Tidak semua pengalaman dengan MDMA, tentu saja, berjalan persis seperti pengalaman Sophie. Beberapa pasien telah menderita begitu banyak trauma, baik dari pertengkaran, orang tua, atau pasangan, sehingga beberapa sesi dengan obat saja tidak cukup. Kita harus terus membuang ingatan — baik saat menggunakan obat dan selama psikoterapi konvensional — secara perlahan membangun rasa welas asih dan penerimaan yang diperlukan untuk mencerna trauma. Beberapa pasien berteriak saat memicu gambar kembali kepada mereka. Yang lain menari atau bernyanyi saat mereka merangkul hidup mereka dalam perspektif yang lebih positif. Tidak ada sesi yang sama, dan sedikit dari apa yang terjadi di dalam atau di luar kantor mengikuti praktik psikiatri konvensional Anda. Untuk satu hal, sesi itu sendiri banyak lebih lama, delapan jam atau lebih untuk MDMA. Tantangan terbesar dalam penelitian itu sendiri mungkin sifat penelitian yang dikendalikan plasebo (setengah dari orang-orang mendapatkan pil gula) dan kebutuhan untuk mengurangi hampir semua obat psikiatri dari peserta yang sakit parah yang mungkin telah menggunakannya selama satu dekade atau dua. Efek aneh lain dari paradigma baru ini juga muncul: Ketika saya pernah menerima panggilan telepon dari sesama psikiater yang menanyakan tentang dosis obat dan efek samping, sekarang saya mendapatkan pertanyaan tentang daftar putar terbaik atau bagaimana berhubungan dengan seseorang ketika mereka berada jauh di dalam ingatan traumatis. .

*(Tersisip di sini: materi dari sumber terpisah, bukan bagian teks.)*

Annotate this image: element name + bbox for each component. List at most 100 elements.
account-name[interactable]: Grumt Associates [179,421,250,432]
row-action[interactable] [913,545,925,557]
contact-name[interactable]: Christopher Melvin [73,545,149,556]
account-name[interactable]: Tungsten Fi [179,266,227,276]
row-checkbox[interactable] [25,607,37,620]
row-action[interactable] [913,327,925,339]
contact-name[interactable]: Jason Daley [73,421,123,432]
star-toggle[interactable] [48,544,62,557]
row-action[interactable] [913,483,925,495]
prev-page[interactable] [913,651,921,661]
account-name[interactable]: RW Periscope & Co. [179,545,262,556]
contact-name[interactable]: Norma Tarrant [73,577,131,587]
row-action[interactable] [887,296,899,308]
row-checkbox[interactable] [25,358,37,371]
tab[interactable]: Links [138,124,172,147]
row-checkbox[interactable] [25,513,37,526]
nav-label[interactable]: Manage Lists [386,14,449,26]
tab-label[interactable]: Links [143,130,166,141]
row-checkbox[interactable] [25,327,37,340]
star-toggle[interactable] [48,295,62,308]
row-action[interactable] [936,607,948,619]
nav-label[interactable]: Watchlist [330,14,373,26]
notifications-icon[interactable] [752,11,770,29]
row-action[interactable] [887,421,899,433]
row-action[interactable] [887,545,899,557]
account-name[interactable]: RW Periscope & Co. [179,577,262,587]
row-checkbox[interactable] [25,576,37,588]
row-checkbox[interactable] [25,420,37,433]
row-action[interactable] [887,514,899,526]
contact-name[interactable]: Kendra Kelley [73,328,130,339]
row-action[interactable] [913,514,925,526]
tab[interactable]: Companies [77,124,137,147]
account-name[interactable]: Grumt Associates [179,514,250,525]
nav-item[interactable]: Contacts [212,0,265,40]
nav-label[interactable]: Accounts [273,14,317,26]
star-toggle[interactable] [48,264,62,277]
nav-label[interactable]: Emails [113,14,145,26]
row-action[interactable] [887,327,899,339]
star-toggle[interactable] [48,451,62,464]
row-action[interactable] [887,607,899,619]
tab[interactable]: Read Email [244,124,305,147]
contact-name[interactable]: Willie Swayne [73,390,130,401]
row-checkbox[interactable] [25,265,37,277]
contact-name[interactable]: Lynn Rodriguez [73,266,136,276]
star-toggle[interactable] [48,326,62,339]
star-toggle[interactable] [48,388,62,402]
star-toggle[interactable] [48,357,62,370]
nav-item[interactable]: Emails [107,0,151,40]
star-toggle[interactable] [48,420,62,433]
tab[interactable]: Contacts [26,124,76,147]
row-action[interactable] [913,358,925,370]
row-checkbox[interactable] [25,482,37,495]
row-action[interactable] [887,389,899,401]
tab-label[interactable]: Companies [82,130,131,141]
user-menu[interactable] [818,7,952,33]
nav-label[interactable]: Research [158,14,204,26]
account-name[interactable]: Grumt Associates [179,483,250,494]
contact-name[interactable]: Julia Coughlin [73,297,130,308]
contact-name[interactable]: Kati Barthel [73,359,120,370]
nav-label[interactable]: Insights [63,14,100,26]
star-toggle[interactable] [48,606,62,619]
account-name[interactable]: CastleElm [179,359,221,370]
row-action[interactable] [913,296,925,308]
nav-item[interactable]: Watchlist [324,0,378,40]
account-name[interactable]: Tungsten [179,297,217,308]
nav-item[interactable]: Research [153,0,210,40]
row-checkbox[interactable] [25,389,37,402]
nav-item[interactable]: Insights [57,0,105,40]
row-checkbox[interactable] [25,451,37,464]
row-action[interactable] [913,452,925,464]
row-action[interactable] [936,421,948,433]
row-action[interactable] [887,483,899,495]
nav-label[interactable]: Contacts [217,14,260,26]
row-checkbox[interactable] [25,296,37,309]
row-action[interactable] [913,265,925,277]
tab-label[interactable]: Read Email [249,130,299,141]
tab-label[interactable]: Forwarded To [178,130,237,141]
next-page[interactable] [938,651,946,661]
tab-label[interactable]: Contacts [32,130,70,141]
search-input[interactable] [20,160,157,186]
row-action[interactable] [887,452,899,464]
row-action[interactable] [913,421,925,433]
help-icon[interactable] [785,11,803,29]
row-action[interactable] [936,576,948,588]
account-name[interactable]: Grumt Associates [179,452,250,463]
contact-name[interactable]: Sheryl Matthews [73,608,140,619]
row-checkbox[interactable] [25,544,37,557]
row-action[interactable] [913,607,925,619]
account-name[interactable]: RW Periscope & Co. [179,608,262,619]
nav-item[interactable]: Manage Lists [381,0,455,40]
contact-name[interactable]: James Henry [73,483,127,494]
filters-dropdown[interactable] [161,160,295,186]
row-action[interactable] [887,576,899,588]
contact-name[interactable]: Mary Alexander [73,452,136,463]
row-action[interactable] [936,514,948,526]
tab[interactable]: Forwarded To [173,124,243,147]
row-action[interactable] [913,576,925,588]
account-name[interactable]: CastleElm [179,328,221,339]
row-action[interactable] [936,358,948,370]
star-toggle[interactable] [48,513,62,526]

Satu-satunya hal yang dapat saya katakan dengan pasti tentang MDMA adalah, untuk pertama kalinya dalam beberapa tahun, ruang tunggu saya bukan lagi pintu putar wajah-wajah khidmat; itu hidup dengan kemungkinan pemulihan. Sebagai mahasiswa kedokteran yang masih muda, salah satu alasan saya pertama kali tertarik pada psikiatri adalah keyakinan saya bahwa psikiater dan pasien dapat bersama-sama menyelami jangkauan jiwa terdalam dan membantu menyembuhkannya. Saya bekerja dengan pasien untuk memecahkan kode ingatan, mimpi, dan refleksi yang mengalir dari alam bawah sadar mereka, dan saya menghargai kemampuan terapi bicara untuk bertransformasi. Kemudian, dalam semalam, psikofarmakologi mengubah banyak hal itu. Bertugas untuk memperbaiki “ketidakseimbangan kimiawi”, psikiater dipaksa untuk menjauh dari kemitraan terapeutik dan menuju peran seorang ahli yang terpisah dalam memperbaiki biokimia. Kadang-kadang saya merasa seperti melanggengkan penipuan, meresepkan obat-obatan yang sering kali tidak berhasil, untuk penyakit yang berusaha saya perbaiki.